Squelching the opposition
Both Putin and Erdogan have overcome challenges to their authority in recent years and seem bent on consolidating power. Despite public opposition and protests, Putin contested a third term as president in 2012, which he won in controversial circumstances. His government then set about crushing the opposition and arrested dozens of dissidents.
Last year, millions took to the streets of some of Turkey's major cities in protests that were seen as a reaction to Erdogan's "creeping authoritarianism." His government withstood the demonstrations and occupations and eventually dispersed the protesters.
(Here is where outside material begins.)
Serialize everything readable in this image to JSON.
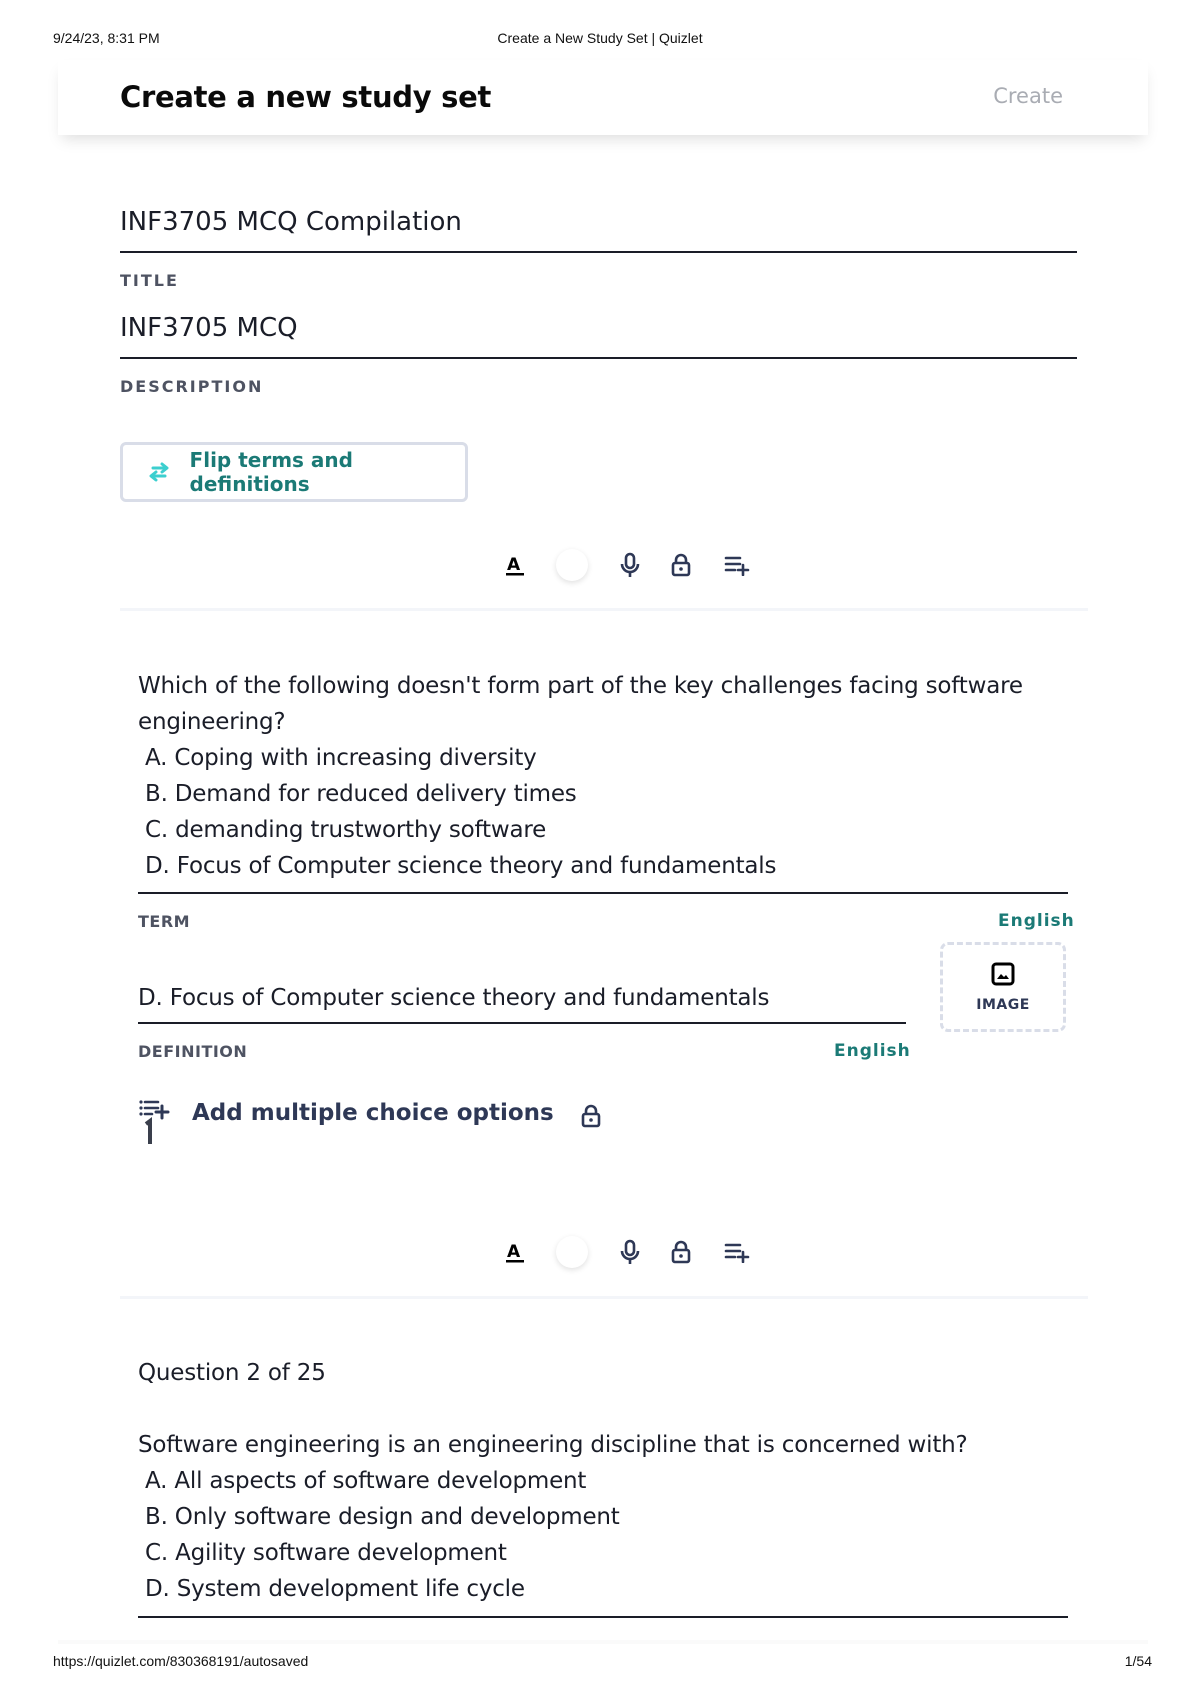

Erdogan has also endured a series of corruption scandals and a bitter political war with the Gulenists, an influential movement that was once in his camp, but has since turned on him.
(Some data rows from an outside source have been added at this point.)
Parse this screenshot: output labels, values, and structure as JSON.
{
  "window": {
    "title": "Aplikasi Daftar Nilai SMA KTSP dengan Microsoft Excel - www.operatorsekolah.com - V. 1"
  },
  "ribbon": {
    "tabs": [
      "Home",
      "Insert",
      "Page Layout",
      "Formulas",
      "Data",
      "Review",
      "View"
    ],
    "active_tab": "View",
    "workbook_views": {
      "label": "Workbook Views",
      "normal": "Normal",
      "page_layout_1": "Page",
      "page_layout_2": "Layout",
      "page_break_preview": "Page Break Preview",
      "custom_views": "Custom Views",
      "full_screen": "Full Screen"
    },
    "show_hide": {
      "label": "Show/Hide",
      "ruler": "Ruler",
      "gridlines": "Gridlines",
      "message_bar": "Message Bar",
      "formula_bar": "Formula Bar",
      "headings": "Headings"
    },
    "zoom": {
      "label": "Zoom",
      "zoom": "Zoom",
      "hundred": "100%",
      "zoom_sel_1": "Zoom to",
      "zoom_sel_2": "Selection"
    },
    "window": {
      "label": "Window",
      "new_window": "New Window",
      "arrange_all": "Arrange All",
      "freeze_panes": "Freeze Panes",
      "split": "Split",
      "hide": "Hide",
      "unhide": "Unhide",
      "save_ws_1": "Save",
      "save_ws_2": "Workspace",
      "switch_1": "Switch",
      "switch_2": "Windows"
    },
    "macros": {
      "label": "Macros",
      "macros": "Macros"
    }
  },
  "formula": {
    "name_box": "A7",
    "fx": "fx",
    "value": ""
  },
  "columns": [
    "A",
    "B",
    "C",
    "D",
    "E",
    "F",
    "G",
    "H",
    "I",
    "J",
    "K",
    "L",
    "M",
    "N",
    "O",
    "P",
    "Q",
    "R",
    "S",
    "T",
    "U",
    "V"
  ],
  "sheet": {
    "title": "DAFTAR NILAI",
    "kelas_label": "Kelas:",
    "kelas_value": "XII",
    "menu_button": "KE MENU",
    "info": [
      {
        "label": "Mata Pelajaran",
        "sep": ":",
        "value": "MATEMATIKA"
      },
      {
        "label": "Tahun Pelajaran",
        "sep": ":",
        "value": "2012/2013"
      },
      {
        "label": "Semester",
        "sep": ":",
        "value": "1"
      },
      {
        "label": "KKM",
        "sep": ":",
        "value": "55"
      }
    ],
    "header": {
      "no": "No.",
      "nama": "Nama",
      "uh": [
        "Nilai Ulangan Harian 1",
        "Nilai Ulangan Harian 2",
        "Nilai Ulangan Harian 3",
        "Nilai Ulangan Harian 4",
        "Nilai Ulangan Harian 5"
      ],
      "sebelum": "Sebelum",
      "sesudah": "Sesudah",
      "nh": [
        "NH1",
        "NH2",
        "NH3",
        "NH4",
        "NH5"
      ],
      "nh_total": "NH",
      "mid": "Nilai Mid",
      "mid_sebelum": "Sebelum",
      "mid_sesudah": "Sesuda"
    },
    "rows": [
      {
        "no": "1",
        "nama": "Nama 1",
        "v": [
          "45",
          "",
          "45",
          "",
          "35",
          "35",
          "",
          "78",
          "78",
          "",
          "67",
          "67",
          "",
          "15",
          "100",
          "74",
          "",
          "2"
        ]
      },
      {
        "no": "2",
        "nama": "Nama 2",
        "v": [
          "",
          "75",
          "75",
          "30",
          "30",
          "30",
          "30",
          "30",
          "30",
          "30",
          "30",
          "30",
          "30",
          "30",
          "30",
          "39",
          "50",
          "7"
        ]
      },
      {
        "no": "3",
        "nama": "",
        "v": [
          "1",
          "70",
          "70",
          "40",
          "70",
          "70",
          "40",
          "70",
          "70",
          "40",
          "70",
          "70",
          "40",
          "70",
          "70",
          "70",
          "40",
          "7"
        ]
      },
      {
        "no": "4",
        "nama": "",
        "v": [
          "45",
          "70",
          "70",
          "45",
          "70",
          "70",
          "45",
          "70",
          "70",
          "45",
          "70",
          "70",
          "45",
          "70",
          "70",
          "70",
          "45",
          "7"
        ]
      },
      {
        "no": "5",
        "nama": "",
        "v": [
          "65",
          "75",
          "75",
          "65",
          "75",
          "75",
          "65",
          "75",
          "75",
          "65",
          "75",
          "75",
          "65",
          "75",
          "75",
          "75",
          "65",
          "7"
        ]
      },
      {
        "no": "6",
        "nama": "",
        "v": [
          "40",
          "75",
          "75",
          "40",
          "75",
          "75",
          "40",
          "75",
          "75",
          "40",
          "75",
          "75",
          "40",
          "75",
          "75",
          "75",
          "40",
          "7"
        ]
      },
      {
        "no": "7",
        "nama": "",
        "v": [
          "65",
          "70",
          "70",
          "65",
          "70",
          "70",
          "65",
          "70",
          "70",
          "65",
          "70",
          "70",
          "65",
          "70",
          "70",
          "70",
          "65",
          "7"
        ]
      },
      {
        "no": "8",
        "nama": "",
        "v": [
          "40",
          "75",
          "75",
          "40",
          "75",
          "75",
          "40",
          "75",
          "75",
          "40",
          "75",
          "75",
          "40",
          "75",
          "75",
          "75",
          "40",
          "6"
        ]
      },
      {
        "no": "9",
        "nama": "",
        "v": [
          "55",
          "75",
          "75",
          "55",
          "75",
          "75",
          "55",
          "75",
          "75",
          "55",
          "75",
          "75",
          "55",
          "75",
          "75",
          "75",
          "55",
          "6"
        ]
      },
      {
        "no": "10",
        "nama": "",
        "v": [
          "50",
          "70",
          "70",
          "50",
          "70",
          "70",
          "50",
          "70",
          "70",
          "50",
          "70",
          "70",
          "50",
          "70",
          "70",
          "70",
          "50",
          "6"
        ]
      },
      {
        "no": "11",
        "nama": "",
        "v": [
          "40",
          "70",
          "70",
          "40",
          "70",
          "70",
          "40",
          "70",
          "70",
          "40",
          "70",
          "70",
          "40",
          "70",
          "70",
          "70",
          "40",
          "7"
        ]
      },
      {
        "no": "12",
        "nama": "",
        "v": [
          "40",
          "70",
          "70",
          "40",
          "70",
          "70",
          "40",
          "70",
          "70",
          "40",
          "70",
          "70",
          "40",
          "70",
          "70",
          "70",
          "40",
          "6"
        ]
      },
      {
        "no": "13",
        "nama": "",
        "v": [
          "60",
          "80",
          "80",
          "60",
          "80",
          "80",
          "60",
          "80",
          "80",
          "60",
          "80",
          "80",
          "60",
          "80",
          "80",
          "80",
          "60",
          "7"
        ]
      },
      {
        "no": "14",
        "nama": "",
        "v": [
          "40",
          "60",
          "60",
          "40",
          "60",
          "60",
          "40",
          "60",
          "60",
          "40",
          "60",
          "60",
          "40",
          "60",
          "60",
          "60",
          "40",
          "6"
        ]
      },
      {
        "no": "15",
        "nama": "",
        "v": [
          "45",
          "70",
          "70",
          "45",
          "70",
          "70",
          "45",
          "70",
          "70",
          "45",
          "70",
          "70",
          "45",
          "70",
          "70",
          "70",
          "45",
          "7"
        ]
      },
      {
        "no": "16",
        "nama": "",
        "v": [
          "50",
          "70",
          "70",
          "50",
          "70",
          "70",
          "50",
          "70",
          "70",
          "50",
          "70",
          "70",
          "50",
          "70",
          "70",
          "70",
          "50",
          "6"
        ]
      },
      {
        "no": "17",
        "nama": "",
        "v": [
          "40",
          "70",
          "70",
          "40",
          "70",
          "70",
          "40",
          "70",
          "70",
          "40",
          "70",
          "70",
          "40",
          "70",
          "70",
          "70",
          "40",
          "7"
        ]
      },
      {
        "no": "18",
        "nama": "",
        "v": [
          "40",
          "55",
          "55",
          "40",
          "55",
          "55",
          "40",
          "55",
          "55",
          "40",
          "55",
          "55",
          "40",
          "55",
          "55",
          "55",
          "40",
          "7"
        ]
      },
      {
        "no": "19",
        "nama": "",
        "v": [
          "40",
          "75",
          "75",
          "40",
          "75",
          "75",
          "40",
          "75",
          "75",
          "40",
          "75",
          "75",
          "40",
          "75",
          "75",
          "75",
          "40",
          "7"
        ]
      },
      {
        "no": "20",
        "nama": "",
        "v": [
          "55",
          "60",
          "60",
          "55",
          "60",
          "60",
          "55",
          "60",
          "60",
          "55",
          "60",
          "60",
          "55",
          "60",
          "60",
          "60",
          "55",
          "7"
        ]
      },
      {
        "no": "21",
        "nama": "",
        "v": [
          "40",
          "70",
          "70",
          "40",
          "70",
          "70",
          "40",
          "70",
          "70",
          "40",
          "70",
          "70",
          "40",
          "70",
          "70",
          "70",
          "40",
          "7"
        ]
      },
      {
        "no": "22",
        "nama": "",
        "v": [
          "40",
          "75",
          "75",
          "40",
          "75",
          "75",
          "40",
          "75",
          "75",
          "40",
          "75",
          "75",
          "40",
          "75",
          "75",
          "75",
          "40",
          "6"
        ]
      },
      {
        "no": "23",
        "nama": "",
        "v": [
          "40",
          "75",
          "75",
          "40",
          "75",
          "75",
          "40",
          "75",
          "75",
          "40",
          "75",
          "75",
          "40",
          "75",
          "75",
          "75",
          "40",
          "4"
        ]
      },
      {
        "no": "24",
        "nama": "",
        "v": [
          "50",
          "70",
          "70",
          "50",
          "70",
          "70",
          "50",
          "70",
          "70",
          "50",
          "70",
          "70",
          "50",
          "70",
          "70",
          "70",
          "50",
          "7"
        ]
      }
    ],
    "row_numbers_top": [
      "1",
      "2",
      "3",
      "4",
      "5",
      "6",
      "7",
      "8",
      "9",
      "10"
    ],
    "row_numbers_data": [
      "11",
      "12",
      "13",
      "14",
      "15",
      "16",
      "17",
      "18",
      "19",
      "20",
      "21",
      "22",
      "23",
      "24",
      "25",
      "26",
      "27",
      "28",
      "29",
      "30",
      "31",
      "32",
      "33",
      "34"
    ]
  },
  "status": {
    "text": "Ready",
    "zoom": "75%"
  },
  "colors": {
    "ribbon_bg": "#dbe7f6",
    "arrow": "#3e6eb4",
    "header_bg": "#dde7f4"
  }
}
Yet he triumphed in presidential elections this year and is now keen to change the Turkish constitution in order to perhaps further cement his rule.
Putin, to be clear, is further down the path of being a full-fledged autocrat than Erdogan: elections in Turkey are more competitive (and more fair) than those that take place in Russia. Putin's party arguably has a greater stranglehold over national politics, and pro-Kremlin media outlets are far more dominant in the national conversation. Putin even managed to get a law passed this year criminalizing certain forms of protest.
Nostalgia for empire
As part of their cults of personality, Erdogan and Putin both appeal to the glories of an imperial past. In Erdogan's case, it is his overt embrace of the memory of the Ottoman Empire, which collapsed at the end of World War I. Earlier generations of Turkish nationalists shunned the Ottoman past -- that of a polyglot, multi-ethnic empire too weak to rival Europe's nation-states -- for a narrower, more muscular, secular identity. Not so Erdogan, who invokes the Ottomans in everything from his vision of Turkey's place in the Middle East to building projects along the Bosporus.
Putin, meanwhile, clings to an inflated sense of Russia's place in the world, one that has far more to with the dreams of earlier Tsarist and Soviet rulers than the current realities of Russia's faltering economy and demographics. Putin framed the return of Crimea to Russia as a vindication for all the Russian blood spilled over this Black Sea peninsula in the 19th century through World War II. Moreover, Moscow's tacit support for pro-Russian rebels in eastern Ukraine plays up an 18th century vision of the region as "Novorossiya," or "New Russia."
That concept originally emerged at a moment when Tsarist Russia was exerting control over lands it had wrested free from the limp hold of the Ottomans. Until the last years of their existence, the two empires were frequently battling each other.
Putin and Erdogan, of course, would not let such history get in the way of closer ties.